The historical importance of Suhrawardy Udyan is unquestionable. So, Upholding its historical dignity and magnificence through the interference of the HCD in 2009 was praiseworthy. However, this time the protection of Suhrawardy Udyan was questioned for its environmental issues. The implementation of the said mega project at this historic site encountered much backlash from different organisations and environmental activists in the wake of ensuring the rights of nature. So, the protest throughout the capital and the prompt response of the HCD resulting in the assurance of the minister concerned are the harbingers of the growing concern about the environment. The HCD did a notable job by immediately prohibiting tree felling and involving the environmentalists therein.  

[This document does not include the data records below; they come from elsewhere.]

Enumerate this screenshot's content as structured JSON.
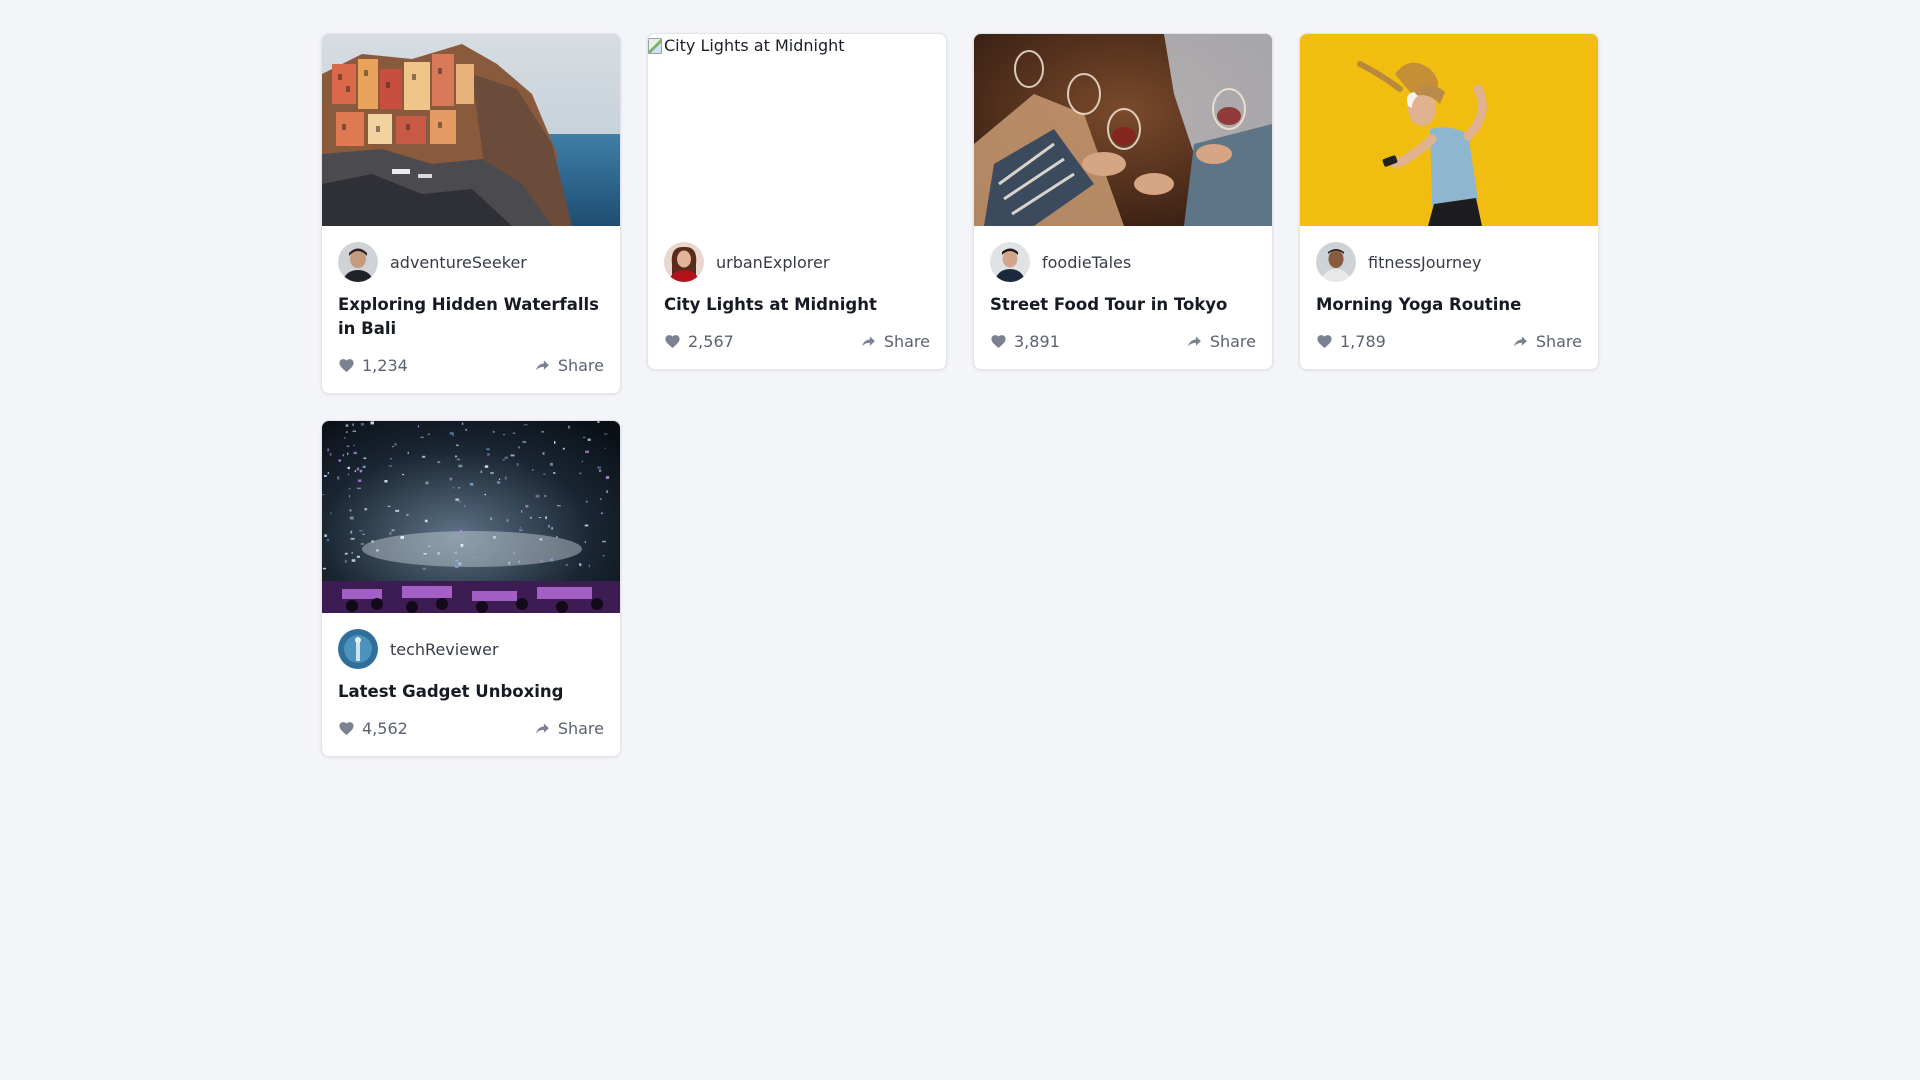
{
  "icons": {
    "like": "heart-icon",
    "share": "share-icon"
  },
  "colors": {
    "background": "#f4f5f8",
    "card": "#ffffff",
    "icon": "#7a8190",
    "text_muted": "#5b6270"
  },
  "posts": [
    {
      "username": "adventureSeeker",
      "title": "Exploring Hidden Waterfalls in Bali",
      "likes": "1,234",
      "share_label": "Share",
      "image_alt": "Exploring Hidden Waterfalls in Bali"
    },
    {
      "username": "urbanExplorer",
      "title": "City Lights at Midnight",
      "likes": "2,567",
      "share_label": "Share",
      "image_alt": "City Lights at Midnight"
    },
    {
      "username": "foodieTales",
      "title": "Street Food Tour in Tokyo",
      "likes": "3,891",
      "share_label": "Share",
      "image_alt": "Street Food Tour in Tokyo"
    },
    {
      "username": "fitnessJourney",
      "title": "Morning Yoga Routine",
      "likes": "1,789",
      "share_label": "Share",
      "image_alt": "Morning Yoga Routine"
    },
    {
      "username": "techReviewer",
      "title": "Latest Gadget Unboxing",
      "likes": "4,562",
      "share_label": "Share",
      "image_alt": "Latest Gadget Unboxing"
    }
  ]
}
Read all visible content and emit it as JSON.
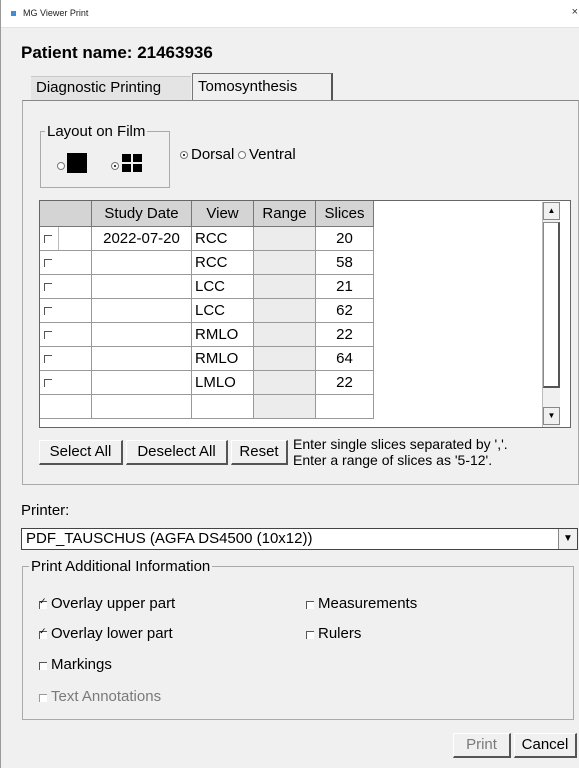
{
  "window": {
    "title": "MG Viewer Print",
    "close_glyph": "×"
  },
  "patient": {
    "label": "Patient name: 21463936"
  },
  "tabs": [
    {
      "label": "Diagnostic Printing",
      "active": false
    },
    {
      "label": "Tomosynthesis",
      "active": true
    }
  ],
  "layout": {
    "legend": "Layout on Film",
    "options": [
      {
        "icon": "single-square-icon",
        "selected": false
      },
      {
        "icon": "four-square-grid-icon",
        "selected": true
      }
    ],
    "orientation": [
      {
        "label": "Dorsal",
        "selected": true
      },
      {
        "label": "Ventral",
        "selected": false
      }
    ]
  },
  "table": {
    "columns": [
      "",
      "Study Date",
      "View",
      "Range",
      "Slices"
    ],
    "rows": [
      {
        "checked": false,
        "date": "2022-07-20",
        "view": "RCC",
        "range": "",
        "slices": "20"
      },
      {
        "checked": false,
        "date": "",
        "view": "RCC",
        "range": "",
        "slices": "58"
      },
      {
        "checked": false,
        "date": "",
        "view": "LCC",
        "range": "",
        "slices": "21"
      },
      {
        "checked": false,
        "date": "",
        "view": "LCC",
        "range": "",
        "slices": "62"
      },
      {
        "checked": false,
        "date": "",
        "view": "RMLO",
        "range": "",
        "slices": "22"
      },
      {
        "checked": false,
        "date": "",
        "view": "RMLO",
        "range": "",
        "slices": "64"
      },
      {
        "checked": false,
        "date": "",
        "view": "LMLO",
        "range": "",
        "slices": "22"
      }
    ]
  },
  "buttons": {
    "select_all": "Select All",
    "deselect_all": "Deselect All",
    "reset": "Reset",
    "print": "Print",
    "cancel": "Cancel"
  },
  "hints": {
    "line1": "Enter single slices separated by ','.",
    "line2": "Enter a range of slices as '5-12'."
  },
  "printer": {
    "label": "Printer:",
    "selected": "PDF_TAUSCHUS (AGFA DS4500 (10x12))"
  },
  "additional": {
    "legend": "Print Additional Information",
    "options": [
      {
        "label": "Overlay upper part",
        "checked": true,
        "enabled": true
      },
      {
        "label": "Overlay lower part",
        "checked": true,
        "enabled": true
      },
      {
        "label": "Markings",
        "checked": false,
        "enabled": true
      },
      {
        "label": "Text Annotations",
        "checked": false,
        "enabled": false
      },
      {
        "label": "Measurements",
        "checked": false,
        "enabled": true
      },
      {
        "label": "Rulers",
        "checked": false,
        "enabled": true
      }
    ]
  },
  "colors": {
    "title_icon": "#3c8ed8",
    "disabled_text": "#7a7a7a",
    "dialog_bg": "#f0f0f0"
  }
}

The AD stayed the bail to convicts for an attack on Awami League chief Sheikh Hasina’s Motorcade

On 30 August 2002 the then opposition party leader Sheikh Hasina, now the prime minister, was under an attack when she was visiting Jashore. Some Bangladesh National Party (BNP) men allegedly kept a bus haphazardly on a road near the BNP office. As soon as Hasina’s motorcade reached the area, BNP men launched an attack on it. On 2 September of that year a case was filed by Kolaroa unit freedom fighters’ commander Moslemuddin against 27 named and 70 to 75 unnamed accused which included several BNP leaders and activists. After more than a decade of the incident, the case was recorded following a directive of HCD.

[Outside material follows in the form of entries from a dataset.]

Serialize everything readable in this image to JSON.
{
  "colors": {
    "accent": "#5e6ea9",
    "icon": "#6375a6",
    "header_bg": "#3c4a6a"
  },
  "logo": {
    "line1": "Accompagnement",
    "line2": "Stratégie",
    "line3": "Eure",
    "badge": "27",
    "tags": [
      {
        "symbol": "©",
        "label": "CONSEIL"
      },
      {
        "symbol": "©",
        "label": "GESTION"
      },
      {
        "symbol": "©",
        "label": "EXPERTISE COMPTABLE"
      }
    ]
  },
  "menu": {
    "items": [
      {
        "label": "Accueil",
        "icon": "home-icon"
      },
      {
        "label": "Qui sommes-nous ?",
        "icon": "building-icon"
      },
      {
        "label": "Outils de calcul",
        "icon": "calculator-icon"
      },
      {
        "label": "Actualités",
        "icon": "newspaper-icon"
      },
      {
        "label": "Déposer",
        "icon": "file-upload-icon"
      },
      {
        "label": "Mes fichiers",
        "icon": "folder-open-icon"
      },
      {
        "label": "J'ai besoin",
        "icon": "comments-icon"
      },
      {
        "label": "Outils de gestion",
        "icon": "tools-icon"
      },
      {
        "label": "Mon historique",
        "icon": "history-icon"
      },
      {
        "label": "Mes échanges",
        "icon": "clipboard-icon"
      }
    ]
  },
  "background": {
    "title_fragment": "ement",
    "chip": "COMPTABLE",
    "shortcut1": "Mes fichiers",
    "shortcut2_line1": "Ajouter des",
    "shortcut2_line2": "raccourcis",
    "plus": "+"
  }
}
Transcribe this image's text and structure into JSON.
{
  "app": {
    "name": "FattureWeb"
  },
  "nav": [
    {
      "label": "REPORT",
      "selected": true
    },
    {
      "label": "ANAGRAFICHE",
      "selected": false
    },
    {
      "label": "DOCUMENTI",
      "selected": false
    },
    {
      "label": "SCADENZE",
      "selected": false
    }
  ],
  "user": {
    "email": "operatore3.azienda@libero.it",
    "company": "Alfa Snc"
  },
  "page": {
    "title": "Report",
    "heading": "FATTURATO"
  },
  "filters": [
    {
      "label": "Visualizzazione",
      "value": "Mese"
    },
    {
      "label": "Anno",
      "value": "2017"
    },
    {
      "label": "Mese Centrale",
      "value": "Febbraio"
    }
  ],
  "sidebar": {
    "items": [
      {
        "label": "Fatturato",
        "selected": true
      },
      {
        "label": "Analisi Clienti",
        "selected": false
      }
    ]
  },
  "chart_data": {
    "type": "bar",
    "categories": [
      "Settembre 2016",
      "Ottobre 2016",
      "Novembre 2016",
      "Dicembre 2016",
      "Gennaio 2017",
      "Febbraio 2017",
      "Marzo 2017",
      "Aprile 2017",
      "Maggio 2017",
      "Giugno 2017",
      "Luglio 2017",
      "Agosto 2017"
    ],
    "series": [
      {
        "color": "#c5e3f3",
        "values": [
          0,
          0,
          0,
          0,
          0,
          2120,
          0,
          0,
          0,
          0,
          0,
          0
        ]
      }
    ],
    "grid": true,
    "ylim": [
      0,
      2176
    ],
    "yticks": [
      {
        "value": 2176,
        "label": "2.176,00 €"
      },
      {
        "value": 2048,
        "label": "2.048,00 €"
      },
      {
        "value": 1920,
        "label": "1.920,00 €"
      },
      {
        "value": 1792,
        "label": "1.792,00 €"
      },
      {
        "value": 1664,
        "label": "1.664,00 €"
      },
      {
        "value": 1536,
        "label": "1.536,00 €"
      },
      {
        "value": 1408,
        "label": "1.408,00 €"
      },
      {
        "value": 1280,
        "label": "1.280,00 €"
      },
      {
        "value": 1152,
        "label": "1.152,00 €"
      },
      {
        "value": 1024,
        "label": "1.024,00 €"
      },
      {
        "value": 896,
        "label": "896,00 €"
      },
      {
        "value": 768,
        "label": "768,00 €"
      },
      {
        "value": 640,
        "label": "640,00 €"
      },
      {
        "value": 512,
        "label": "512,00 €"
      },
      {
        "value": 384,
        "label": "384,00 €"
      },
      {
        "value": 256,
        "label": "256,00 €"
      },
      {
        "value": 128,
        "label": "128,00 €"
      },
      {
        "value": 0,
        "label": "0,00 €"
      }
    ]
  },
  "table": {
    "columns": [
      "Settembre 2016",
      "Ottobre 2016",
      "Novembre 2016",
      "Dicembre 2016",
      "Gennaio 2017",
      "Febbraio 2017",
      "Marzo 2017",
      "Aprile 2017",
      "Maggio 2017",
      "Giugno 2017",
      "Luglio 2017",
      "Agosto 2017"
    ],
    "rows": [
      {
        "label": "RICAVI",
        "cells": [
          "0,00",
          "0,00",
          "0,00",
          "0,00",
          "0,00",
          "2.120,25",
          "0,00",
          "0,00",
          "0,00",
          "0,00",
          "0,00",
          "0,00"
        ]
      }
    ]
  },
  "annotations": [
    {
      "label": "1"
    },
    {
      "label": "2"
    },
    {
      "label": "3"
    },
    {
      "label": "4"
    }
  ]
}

Satkhira Chief Judicial Magistrate Md Humayun Kabir delivered the verdict implicating fifty people, including a former BNP lawmaker. They were sentenced to imprisonment for different terms in accordance with their involvement with the attack. However, the HCD granted bail to seven convicts in pursuance of separate petitions filed by the seven convicts on 25 May of this year. The HCD bench of Justice Mustafa Zaman Islam and Justice Md Iqbal Kabir Lytton granted the bail stating there is no specific allegation against them. In consequence of the order of bail, three petitions were filed by the state seeking stay on the bail orders. During the virtual hearing a full bench of the AD headed by Chief Justice Syed Mahmud Hossain passed the order and stayed the order of bail. It also asked the state to file a leave to appeal petition with this court against the HC orders by 20 June. 

It should be always remembered that bail should never be withheld as a means of punishment. If the defence satisfies the court that there is no reasonable ground for believing that the accused committed a non-bailable offence, the court has no option other than granting bail. This is so because refusal of bail may result in the violation of the fundamental right to movement of a citizen that has been enshrined in article 36 of the constitution.

Thus the subsequent stay order of the AD contradicting the order of bail granted by the HCD for the absence of a specific overt act involving the accused can give rise to skepticism among the common man regarding the political bias of the court.